Seperti yang sudah maklum, hal yang dapat membatalkan puasa di antaranya adalah masuknya benda ke dalam jauf (rongga) melalui jalan tembus yang sudah terbuka. Dalam kitab al Fiqh al Manhaji ala Madzhabi al Imami al Syafi’i diberikan identifikasi tentang yang disebut jauf dan manfadz maftuh (jalan tembus yang terbuka):
وَالْجَوْفُ هُوَ اَلِّدمَاغُ أَوْ مَا وَرَاءَ الْحَلْقِ إِلَى الْمَعِدَةِ وَالْأَمْعَاءِ. وَالْمَنْفَذُ اْلَمفْتُوْحُ هُوَ اْلْفَمُ وَالْأُذُنُ وَالْقُبُلُ وَالدُّبُرُ مِنَ الذَّكَرِ وَالْأُنْثَى.
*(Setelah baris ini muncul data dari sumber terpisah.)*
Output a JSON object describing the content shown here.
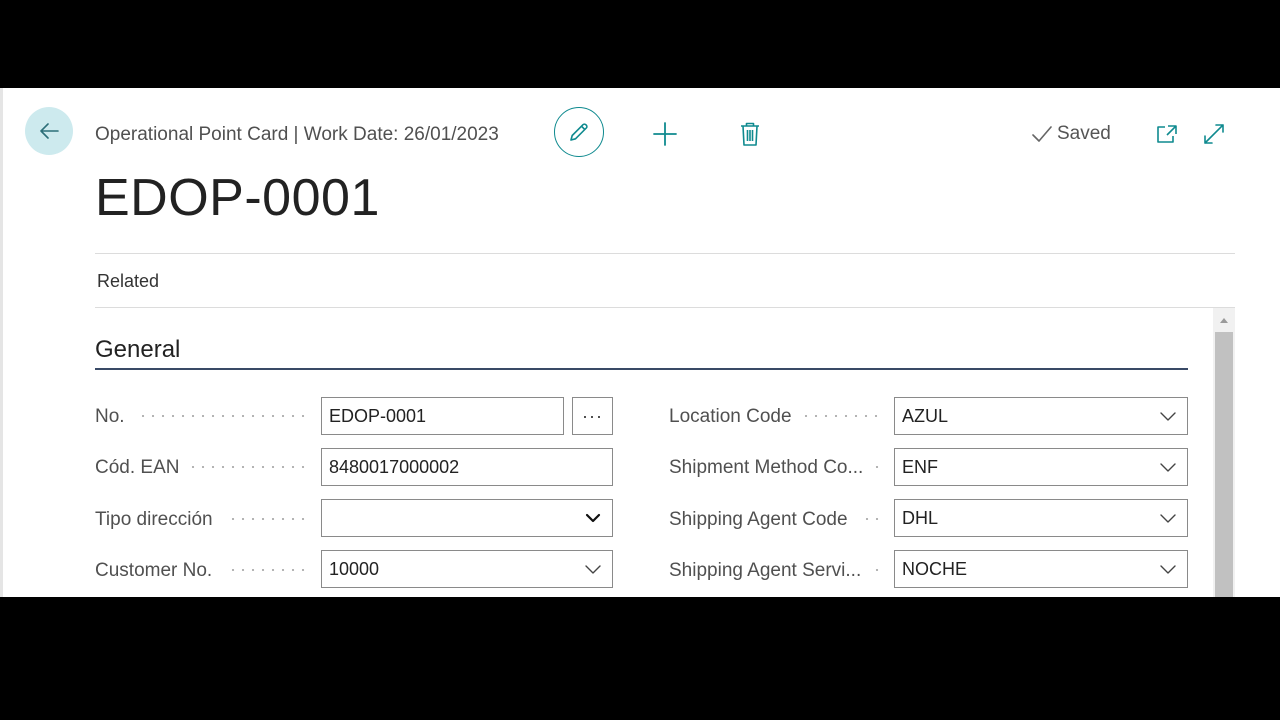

“Yang dimaksud dengan jauf adalah selaput otak atau sesuatu yang ada di bawah tenggorokan sampai ke perut dan usus. Sementara yang dimaksud dengan jalan tembus yang terbuka adalah mulut, telinga, qubul dan dubur, berlaku bagi laki-laki dan wanita” (al Fiqh al Manhaji, Juz 2, Hal 52)
(baca juga: Niat Puasa Ramadhan antara Romadhona dan Romadhoni, Manakah yang Benar?)
Oleh sebab itu, jika benda tersebut masuk ke dalam jauf tidak melalui jalan yang terbuka, maka tidak membatalkan puasanya. Sebagaimana ditegaskan dalam kitab Busyra al Karim:
وَإِنَّمَا يُفْطِرُ (بِشَرْطِ) إِدْخَالِهِ أَوْ (دُخُوْلِهِ) أَيْ دُخُوْلِ مَا ذُكِرَ مِنَ الْعَيْنِ الْمَذْكُوْرَةِ إِلَى الْجَوْفِ مِنْ ظَاهِرٍ إِلَى بَاطِنٍ، وَ (مِنْ مَنْفَذٍ مَفْتُوْحٍ) مَعَ الْعِلْمِ وَالْعَمْدِ وَالْاِخْتِيَارِ… الى ان قال… وَبِـ (مِنْ مَنْفَذٍ مَفْتُوْحٍ) وُصُوْلُهَا مِنْ مَنْفَذٍ غَيْرِ مَفْتُوْحٍ
“Puasa seseorang menjadi batal dengan syarat memasukkan benda atau masuknya benda artinya masuknya benda yang telah disebutkan ke dalam jauf dari luar ke dalam melalui jalan tembus yang terbuka serta dalam keadaan tahu (akan kebatalannya), sengaja dan kehendak sendiri (bukan dipaksa)… sampai perkataan… (sebab itu tidak termasuk) kategori lobang terbuka, yaitu sampainya benda melalui lobang yang tidak terbuka” (Busro al Karim, Hal 550)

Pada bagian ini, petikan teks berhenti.